In a PE 3.0 model, you’d look at whether the segmentation strategy matches actual buyer behavior. You’d validate whether the pricing model reflects value perception for CFOs and CIOs alike. You’d audit the handoff between sales and customer success to see if churn risk is quietly killing lifetime value.

It’s not about “working harder”—it’s about working on the right system. In many health technology companies, the revenue problem isn’t about headcount—it’s that the GTM strategy never made it off the slide deck and into a market-tested selling program.

Here’s how that can show up:

AssumptionReality
Sales cycle is 6 monthsActual time to close is 12–18 months with an RFP process
CAC will drop with scaleCAC increases as ICP definition gets fuzzier
Pricing reflects valueBuyers are budgeting against cost-center benchmarks, not necessarily longer-term outcomes

These gaps don’t get solved by another deck or a new VP. They get solved by operators who can translate commercial vision into executable systems, especially in regulated, high-friction environments like healthcare.

What this means for investors

If you’re leading a deal or supporting a healthcare portfolio company, you’ve probably already seen the shift. Financial plays are delivering less. Operating plays are delivering more—when they’re done right.

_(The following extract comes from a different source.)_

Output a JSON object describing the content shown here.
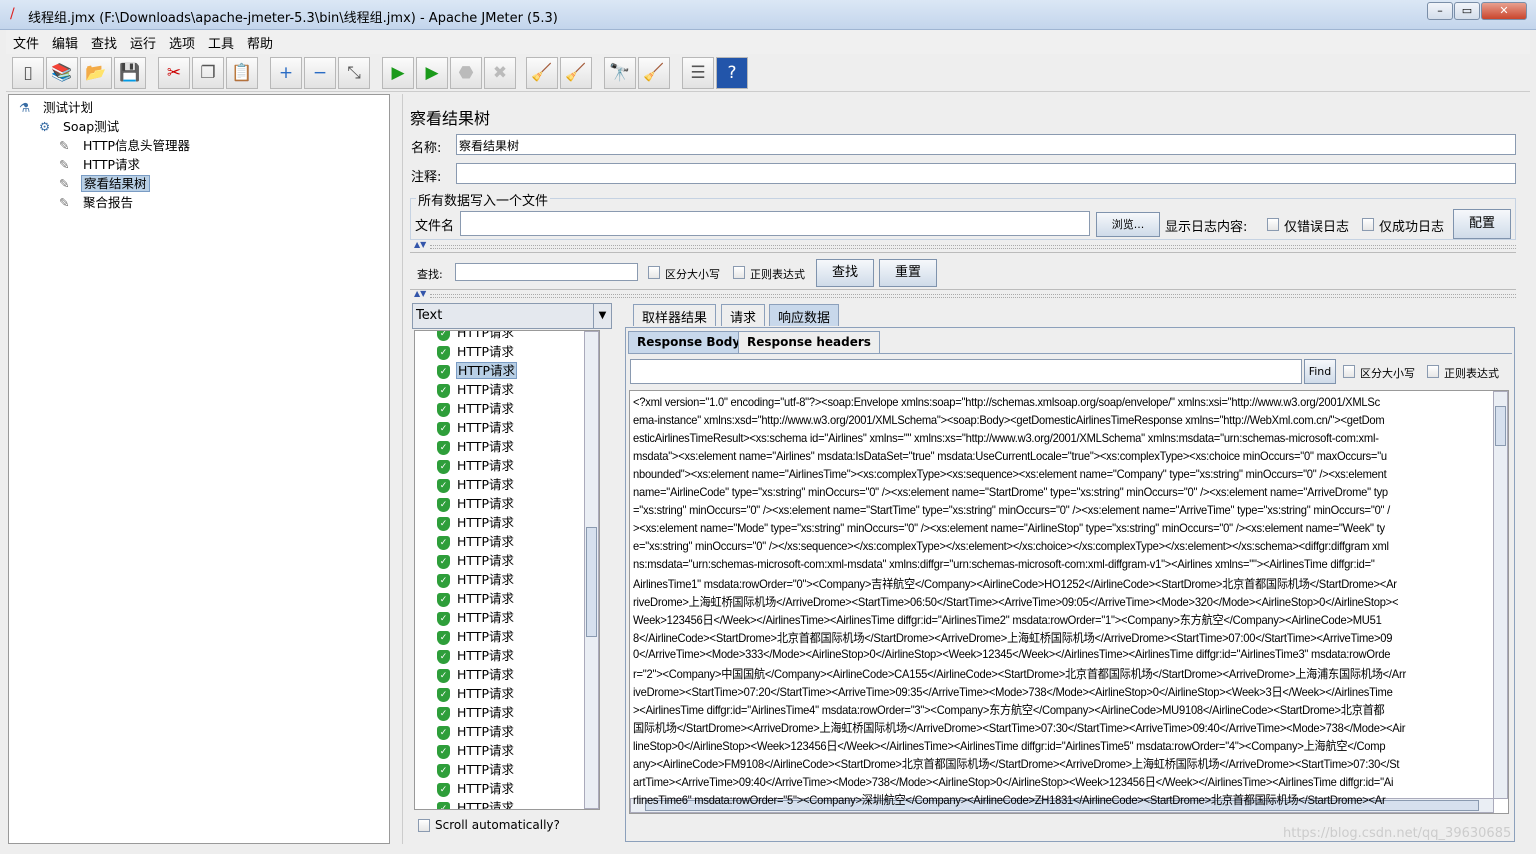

That doesn’t mean the deal team gets sidelined. It means the value creation thesis has to include someone who knows how to grow revenue in a market that’s built to slow things down by design.

In my work, I partner with PE and VC firms to support their portfolio companies with healthcare-specific GTM execution. That includes diagnosing friction in the current motion, rebuilding the revenue model if needed, and supporting the team so the plan actually gets off the ground.

Because in PE 3.0, it’s not just about seeing the opportunity. It’s about building the machine that captures it.